The tools also differ on the strategy adopted to compile the SPARQL query. Schema-based tools [5] explore the RDF schema to compile a SPARQL query with a minimal set of join clauses – and this is a key idea. In fact, the tool described in [9] supports keyword query processing for both relational databases and RDF datasets with schemas. To circumvent the lack of an RDF schema, graph-based tools may compile a SPARQL query based on elementary query graph building blocks, such as entity/class nodes and predicate edges, or graph summarizations. We also find a strategy [10] that estimates set similarity measures using KMV-synopses [1], which in turn drive the SPARQL query compilation process, and a strategy based on tensor calculus.

3 Beyond the Basics: Serendipitous Search

Serendipity is defined as “the art of making an unsought finding”. In a seminal work, Van Andel [12] defined a list of seventeen serendipity patterns, each one representing a different form of serendipity. The problem of RDF serendipitous search can then be intuitively defined as: “Given an RDF dataset T and a query Q, find additional answers related to the original answers for Q by some serendipity pattern”.

A strategy to incorporate serendipity into query processing would then be to mimic Van Andel’s patterns. This strategy was implemented in [4] for four patterns: analogy, surprising observation, disturbance, and inversion. To capture the first two patterns, the process explores the answers for a query to invoke secondary queries with the recently acquired data. To capture the disturbance pattern, the process changes the order of the answer list to expose items that the user would normally neglect. To capture the inversion pattern, the process also formulates alternative queries.

When combined with keyword search, which allows considerable latitude in constructing answers, serendipitous search may produce interesting results that enrich the user’s experience. For example, when processing the keyword query {Einstein, Gödel, Princeton}, the system may return that Einstein and Gödel were neighbors at Princeton, they died in that city and worked at the Institute for Advanced Study (IAS) at Princeton University (which are the expected answers). But the system may expand these answers to include that Gödel won the first Einstein Award in 1951, created by IAS to honor Einstein, and that Gödel’s favorite movie was “Snow White” (trivia about the foremost mathematical logician of the twentieth century).

4 An Interesting Special Case: Entity Relatedness

When a keyword query K simply selects two nodes, N1 and N2, of the RDF graph, an answer for K reduces to a path between N1 and N2, called a relationship path. The entity relatedness problem is then defined as: “Given an RDF graph GT and two entities, represented by two nodes N1 and N2 of GT, compute the relationship paths that better describe the connectivity between the given entities”. For example, DBpedia has more than 10,000 paths between the entries for Einstein and Gödel, that is, the keyword query {Einstein, Gödel} has, in this not infrequent case, the patently unwieldy total of more than 10,000 answers over DBpedia, and this is a problem.

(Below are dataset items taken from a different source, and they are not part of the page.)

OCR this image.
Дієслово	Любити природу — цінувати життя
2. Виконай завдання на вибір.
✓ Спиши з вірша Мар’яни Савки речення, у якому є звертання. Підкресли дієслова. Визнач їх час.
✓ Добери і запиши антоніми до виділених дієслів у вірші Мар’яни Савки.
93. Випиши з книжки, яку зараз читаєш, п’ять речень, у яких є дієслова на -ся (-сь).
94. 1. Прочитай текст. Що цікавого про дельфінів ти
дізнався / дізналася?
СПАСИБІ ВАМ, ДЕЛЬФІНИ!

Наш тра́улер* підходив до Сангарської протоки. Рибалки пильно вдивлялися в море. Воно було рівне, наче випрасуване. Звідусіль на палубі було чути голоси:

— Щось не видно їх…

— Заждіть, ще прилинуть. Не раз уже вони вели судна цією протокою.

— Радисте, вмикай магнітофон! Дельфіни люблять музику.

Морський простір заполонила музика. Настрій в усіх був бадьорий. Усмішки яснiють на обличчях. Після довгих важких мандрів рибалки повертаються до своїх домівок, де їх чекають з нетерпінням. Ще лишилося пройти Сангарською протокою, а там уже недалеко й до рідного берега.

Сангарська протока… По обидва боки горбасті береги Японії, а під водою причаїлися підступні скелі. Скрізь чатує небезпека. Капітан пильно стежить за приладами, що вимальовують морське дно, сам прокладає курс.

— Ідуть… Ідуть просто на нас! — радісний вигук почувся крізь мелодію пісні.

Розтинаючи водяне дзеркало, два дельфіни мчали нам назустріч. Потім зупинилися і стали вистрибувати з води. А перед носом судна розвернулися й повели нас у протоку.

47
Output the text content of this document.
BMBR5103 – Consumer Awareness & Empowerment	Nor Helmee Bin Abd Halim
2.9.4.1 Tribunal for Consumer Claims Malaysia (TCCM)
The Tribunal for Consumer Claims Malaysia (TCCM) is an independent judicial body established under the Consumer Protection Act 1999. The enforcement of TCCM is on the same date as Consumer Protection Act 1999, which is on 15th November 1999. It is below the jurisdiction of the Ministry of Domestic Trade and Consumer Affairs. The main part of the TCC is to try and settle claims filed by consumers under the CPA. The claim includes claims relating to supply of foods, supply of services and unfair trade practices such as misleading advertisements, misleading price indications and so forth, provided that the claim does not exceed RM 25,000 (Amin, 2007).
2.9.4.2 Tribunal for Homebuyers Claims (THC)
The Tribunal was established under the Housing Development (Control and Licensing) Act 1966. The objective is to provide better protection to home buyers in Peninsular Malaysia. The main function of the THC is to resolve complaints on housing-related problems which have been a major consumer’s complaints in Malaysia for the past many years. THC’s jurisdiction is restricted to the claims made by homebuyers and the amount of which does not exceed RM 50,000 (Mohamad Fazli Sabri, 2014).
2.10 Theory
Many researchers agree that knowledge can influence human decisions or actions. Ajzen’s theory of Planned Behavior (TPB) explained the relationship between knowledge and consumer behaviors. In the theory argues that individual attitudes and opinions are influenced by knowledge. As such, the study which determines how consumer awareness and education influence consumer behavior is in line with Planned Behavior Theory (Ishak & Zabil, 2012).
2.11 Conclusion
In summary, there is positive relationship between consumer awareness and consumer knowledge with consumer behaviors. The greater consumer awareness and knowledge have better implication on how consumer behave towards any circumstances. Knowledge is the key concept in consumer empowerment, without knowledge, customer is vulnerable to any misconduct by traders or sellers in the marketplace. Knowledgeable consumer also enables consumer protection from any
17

There are two basic approaches to address this problem. First, one may try to abstract out the (large) set of relationship paths into a description meaningful to the users [7], or one may rank the relationship paths in an order that reflects their relevance [8], which raises additional questions. The relevance of a path π may have to do with its coherence, measured by how similar neighboring entities (nodes) in π are, or the relevance may be measured by how informative the labels of the edges are, similarly to information retrieval, or by a combination of both. The work in [8] reports an extensive comparison between different combinations of similarity and path ranking measures.

5 Final Remarks: What Else?

RDF Keyword search is tightly related to the exploration of knowledge bases, as a goal in itself or to complement traditional information retrieval. In this context, immediate challenges include to implement keyword search with sub-second response time for large RDF knowledge bases, and to fully incorporate such technology into mainstream search engines and question-and-answer tools to enhance the overall user experience.